Putin's visit to Great Britain changed attitude to Russia for the better
The official visit of Russia President Vladimir Putin to Great Britain is over; it's time to analyze all possible advantages of closer partnership between Russia and Great Britain. It is quite understandable why Vladimir Putin was so warmly received in Great Britain: indeed, both parties are interested in supplies of Russian gas to England.
This kind of cooperation is very advantageous for Russia as it will yield tens of billions of dollars. Great Britain is also interested in this cooperation very much, as the country is experiencing shortage of fuel at the beginning of a new century. Russia's plans are rather ambitious: it wants to cover 20% of Britain's need for gas and oil.

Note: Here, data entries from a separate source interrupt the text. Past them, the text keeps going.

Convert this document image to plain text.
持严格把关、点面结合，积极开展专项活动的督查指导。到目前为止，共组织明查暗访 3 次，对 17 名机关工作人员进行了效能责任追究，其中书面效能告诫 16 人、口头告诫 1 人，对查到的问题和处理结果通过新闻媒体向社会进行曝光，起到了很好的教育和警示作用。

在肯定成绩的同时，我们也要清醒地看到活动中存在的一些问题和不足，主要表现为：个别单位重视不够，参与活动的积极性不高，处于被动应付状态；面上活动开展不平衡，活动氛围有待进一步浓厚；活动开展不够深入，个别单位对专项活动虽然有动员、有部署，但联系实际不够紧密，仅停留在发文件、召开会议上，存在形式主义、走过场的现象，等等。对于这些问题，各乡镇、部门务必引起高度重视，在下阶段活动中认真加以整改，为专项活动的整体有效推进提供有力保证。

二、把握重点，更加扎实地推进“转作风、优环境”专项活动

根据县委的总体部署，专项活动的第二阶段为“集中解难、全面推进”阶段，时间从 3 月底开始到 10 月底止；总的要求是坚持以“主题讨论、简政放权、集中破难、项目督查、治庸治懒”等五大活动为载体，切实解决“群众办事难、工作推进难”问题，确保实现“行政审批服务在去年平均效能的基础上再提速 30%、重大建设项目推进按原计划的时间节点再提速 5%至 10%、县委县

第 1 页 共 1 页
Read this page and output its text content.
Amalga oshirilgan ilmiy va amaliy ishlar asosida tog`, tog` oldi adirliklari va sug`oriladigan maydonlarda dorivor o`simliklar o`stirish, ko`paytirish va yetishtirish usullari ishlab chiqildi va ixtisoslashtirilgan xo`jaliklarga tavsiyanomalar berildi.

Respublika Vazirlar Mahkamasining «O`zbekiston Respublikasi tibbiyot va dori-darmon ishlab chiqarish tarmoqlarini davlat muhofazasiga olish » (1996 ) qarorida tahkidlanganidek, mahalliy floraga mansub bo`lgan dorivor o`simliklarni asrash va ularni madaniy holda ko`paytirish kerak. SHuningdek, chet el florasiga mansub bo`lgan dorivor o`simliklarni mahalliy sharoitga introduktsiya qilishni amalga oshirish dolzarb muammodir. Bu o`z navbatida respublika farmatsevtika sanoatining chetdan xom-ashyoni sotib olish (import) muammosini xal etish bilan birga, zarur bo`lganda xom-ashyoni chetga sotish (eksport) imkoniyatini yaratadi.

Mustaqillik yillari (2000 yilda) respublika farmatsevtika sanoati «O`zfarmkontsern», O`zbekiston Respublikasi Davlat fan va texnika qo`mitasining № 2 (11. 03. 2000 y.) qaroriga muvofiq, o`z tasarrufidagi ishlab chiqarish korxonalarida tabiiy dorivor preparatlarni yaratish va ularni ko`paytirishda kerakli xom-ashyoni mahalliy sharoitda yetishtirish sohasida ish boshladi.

Gas usage is gaining popularity in the United Kingdom. There is some information saying that by the year of 2020, 70 percent of electric energy in the country will be generated using gas and 90 percent of this gas will be imported from other countries. Some experts doubt if it is expedient to increase the export of Russian natural resources to Great Britain. If the export increases the country will depend upon Russian supplies. This fact is unwelcome for British politicians who traditionally consider Russia a developing country that must be given instructions; they say dependence upon Russia is impossible.
There is an opinion in Great Britain saying that Russia should be one of gas suppliers, but not the only one. Opponents to the Russian-British cooperation suggest an alternative to consider Norway, Algeria, Venezuela and some African countries as probable suppliers of natural resources.
Meanwhile, contracts to the sum of several billions of dollars have been already concluded with Russian oil and gas corporations.
The visit of the Russian president to Great Britain has changed the attitude to Russia and the tone of publications about events in this country. Currently Russia is more often considered a partner profitable in many respects. Now many mass media pay less attention to such problems as Chechnya and Chechen terrorists as they treat them as Russia's domestic problems. It is more important now to cooperate in politics and economy, not provoke conflicts.